Jesus envisioned a community that sees, honors, and protects little people. Truth be told, we are all little people before God, and he notices us. And, so, we are to become humble enough to see the little people around us. The only way to become great in the kingdom of God is to descend, not ascend, into greatness. The chief enemy of any community is a desire to be prominent, to be the Big Cheese – it is called “pride” and it will separate us from God if we hold onto it.  Which is why we must do all we can to radically cut it out of our lives.

This is a big deal to Jesus. So, here’s the deal: We are not to welcome people because they are great, wise, rich, powerful, good-looking, and look like you and me – we are to welcome others because they are noticed by Jesus. Like Horton the elephant,

Christ the Lord hears the cry from the place of smallness and is determined to do something about it.

The proud person who seeks prominence is always looking for greener pastures and impressing others. The proud connect with people who will help advance them up the ladder of success. Through that process of advancement, the proud do not care who they step on along the way. The Christ follower, however, is to be different. Christians are to give small, insignificant people of society the time of day, treat them as important, and advocate for their needs.

It was the Apostle Peter, a guy who learned the hard way about paying attention to those different from himself, who quoted the Old Testament in saying, “love covers over a multitude of sins.” (1 Peter 4:9) That is, basic love for another prevents them from committing the sins they would have if they were unloved. If we do not love, it would be better for us to be killed in a tragic millstone death. Jesus does not want people acting like leeches, just sucking the life out of others to get what they want.

So, what do we do about it? How shall we then live? A person’s a person no matter how small. We need humility.

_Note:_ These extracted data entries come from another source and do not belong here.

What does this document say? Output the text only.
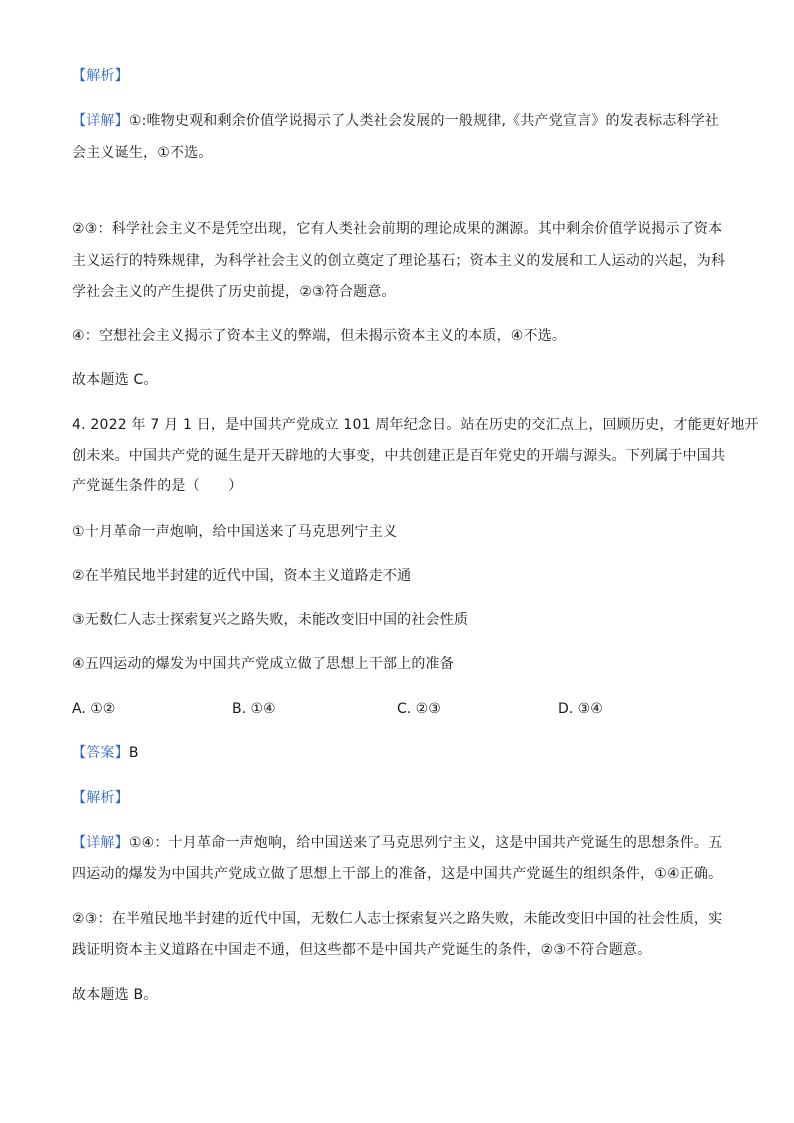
【解析】
【详解】①:唯物史观和剩余价值学说揭示了人类社会发展的一般规律,《共产党宣言》的发表标志科学社
会主义诞生，①不选。
②③：科学社会主义不是凭空出现，它有人类社会前期的理论成果的渊源。其中剩余价值学说揭示了资本
主义运行的特殊规律，为科学社会主义的创立奠定了理论基石；资本主义的发展和工人运动的兴起，为科
学社会主义的产生提供了历史前提，②③符合题意。
④：空想社会主义揭示了资本主义的弊端，但未揭示资本主义的本质，④不选。
故本题选 C。
4. 2022 年 7 月 1 日，是中国共产党成立 101 周年纪念日。站在历史的交汇点上，回顾历史，才能更好地开
创未来。中国共产党的诞生是开天辟地的大事变，中共创建正是百年党史的开端与源头。下列属于中国共
产党诞生条件的是（　　）
①十月革命一声炮响，给中国送来了马克思列宁主义
②在半殖民地半封建的近代中国，资本主义道路走不通
③无数仁人志士探索复兴之路失败，未能改变旧中国的社会性质
④五四运动的爆发为中国共产党成立做了思想上干部上的准备
A. ①②	B. ①④	C. ②③	D. ③④
【答案】B
【解析】
【详解】①④：十月革命一声炮响，给中国送来了马克思列宁主义，这是中国共产党诞生的思想条件。五
四运动的爆发为中国共产党成立做了思想上干部上的准备，这是中国共产党诞生的组织条件，①④正确。
②③：在半殖民地半封建的近代中国，无数仁人志士探索复兴之路失败，未能改变旧中国的社会性质，实
践证明资本主义道路在中国走不通，但这些都不是中国共产党诞生的条件，②③不符合题意。
故本题选 B。
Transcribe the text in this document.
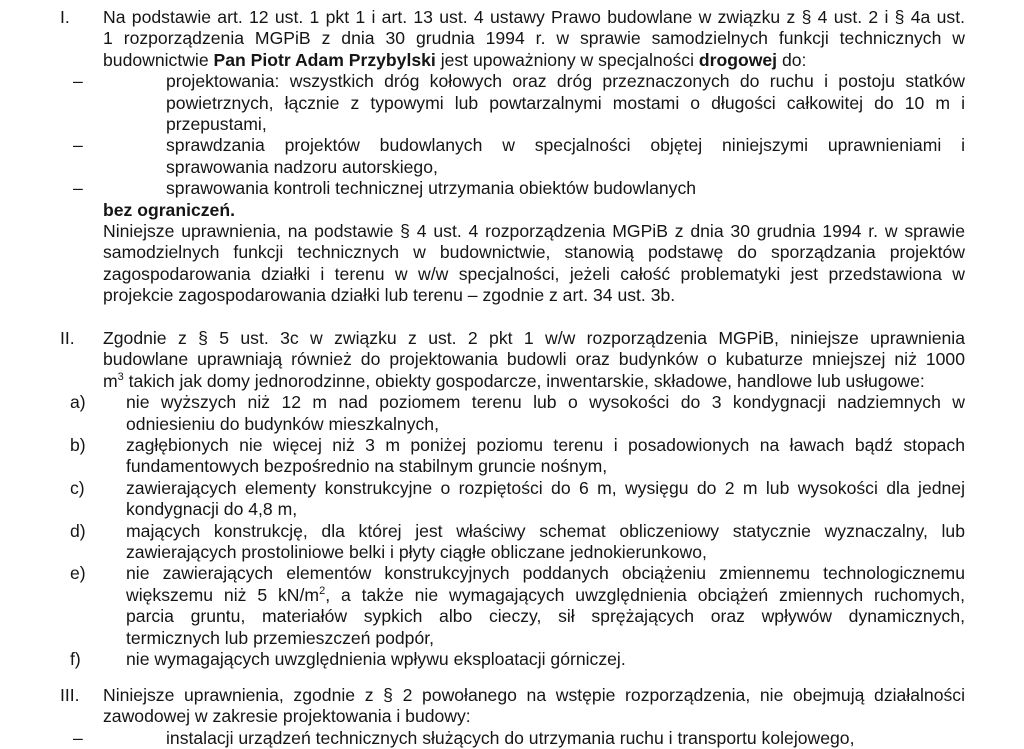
I. Na podstawie art. 12 ust. 1 pkt 1 i art. 13 ust. 4 ustawy Prawo budowlane w związku z § 4 ust. 2 i § 4a ust.
1 rozporządzenia MGPiB z dnia 30 grudnia 1994 r. w sprawie samodzielnych funkcji technicznych w
budownictwie Pan Piotr Adam Przybylski jest upoważniony w specjalności drogowej do:
–	projektowania: wszystkich dróg kołowych oraz dróg przeznaczonych do ruchu i postoju statków
powietrznych, łącznie z typowymi lub powtarzalnymi mostami o długości całkowitej do 10 m i
przepustami,
–	sprawdzania projektów budowlanych w specjalności objętej niniejszymi uprawnieniami i
sprawowania nadzoru autorskiego,
–	sprawowania kontroli technicznej utrzymania obiektów budowlanych
bez ograniczeń.
Niniejsze uprawnienia, na podstawie § 4 ust. 4 rozporządzenia MGPiB z dnia 30 grudnia 1994 r. w sprawie
samodzielnych funkcji technicznych w budownictwie, stanowią podstawę do sporządzania projektów
zagospodarowania działki i terenu w w/w specjalności, jeżeli całość problematyki jest przedstawiona w
projekcie zagospodarowania działki lub terenu – zgodnie z art. 34 ust. 3b.
II. Zgodnie z § 5 ust. 3c w związku z ust. 2 pkt 1 w/w rozporządzenia MGPiB, niniejsze uprawnienia
budowlane uprawniają również do projektowania budowli oraz budynków o kubaturze mniejszej niż 1000
$m^3$ takich jak domy jednorodzinne, obiekty gospodarcze, inwentarskie, składowe, handlowe lub usługowe:
a)	nie wyższych niż 12 m nad poziomem terenu lub o wysokości do 3 kondygnacji nadziemnych w
odniesieniu do budynków mieszkalnych,
b)	zagłębionych nie więcej niż 3 m poniżej poziomu terenu i posadowionych na ławach bądź stopach
fundamentowych bezpośrednio na stabilnym gruncie nośnym,
c)	zawierających elementy konstrukcyjne o rozpiętości do 6 m, wysięgu do 2 m lub wysokości dla jednej
kondygnacji do 4,8 m,
d)	mających konstrukcję, dla której jest właściwy schemat obliczeniowy statycznie wyznaczalny, lub
zawierających prostoliniowe belki i płyty ciągłe obliczane jednokierunkowo,
e)	nie zawierających elementów konstrukcyjnych poddanych obciążeniu zmiennemu technologicznemu
większemu niż 5 $kN/m^2$, a także nie wymagających uwzględnienia obciążeń zmiennych ruchomych,
parcia gruntu, materiałów sypkich albo cieczy, sił sprężających oraz wpływów dynamicznych,
termicznych lub przemieszczeń podpór,
f)	nie wymagających uwzględnienia wpływu eksploatacji górniczej.
III. Niniejsze uprawnienia, zgodnie z § 2 powołanego na wstępie rozporządzenia, nie obejmują działalności
zawodowej w zakresie projektowania i budowy:
–	instalacji urządzeń technicznych służących do utrzymania ruchu i transportu kolejowego,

We need to lower our sights and our bodies to see little people. We cannot truly see a two-year-old toddler unless we lower ourselves to view them as equal and important.

The way to see another requires slowing down, observing, and stooping or sitting to look them in the eye and give them the dignity of attention they deserve.

The danger of reading a post like this is the thought that all this stuff is really for someone else. After all, I don’t want to hurt anyone or see anybody deprived, so maybe the experts and professionals ought to handle it all. Yet, the fact remains that we do no one any good when we neglect getting on the floor. When we assume blessing for ourselves without the intent of giving it to others, we have come under the judgment of Christ. Perhaps we fear forgiveness – either accepting an apology from another or offering one to someone we have wronged. Out of sight, out of mind, is the approach of the one who causes others to stumble and make them fall.

Christ’s admonition is to watch ourselves, to be vigilant of both overt and covert sins against the unseen and forgotten among us. The pyramid below concerning racism is just one example of many other forms of causing others to stumble and fall:

white supremacy pyramid

Even though I write this warning, dear friends, I am confident of better things in your case—the things that have to do with salvation, deliverance, and liberation for all persons. God is not unjust; he will not forget your work and the love you have shown him as you have helped others and continue to help them. Continue to show this same diligence so that what you hope for may be fully realized; and, imitate those who through faith and patience are doing good work. May the Lord be with you.

For those deprived of their human needs and their human rights: Just God, may they may be given the dignity by others which you confer on all his people.

For all who are forgotten and unseen, especially the poor, the sick, and the aged: All-seeing God, may you move us to love them as the image of Christ.

For all who are lonely or afraid, for teenagers on the street, the elderly in nursing homes, prisoners with no one to visit them, and all whom the world has forgotten: Lord Christ, may you lead us to them.

For those who suffer mental illness or disorder: Attentive God, may we cherish the gifts you have given them, and in their lives hear the voice of your love.

For each human life: Creator God, may we value every person as you do. We pray in the name of Jesus Christ, our Savior. Amen.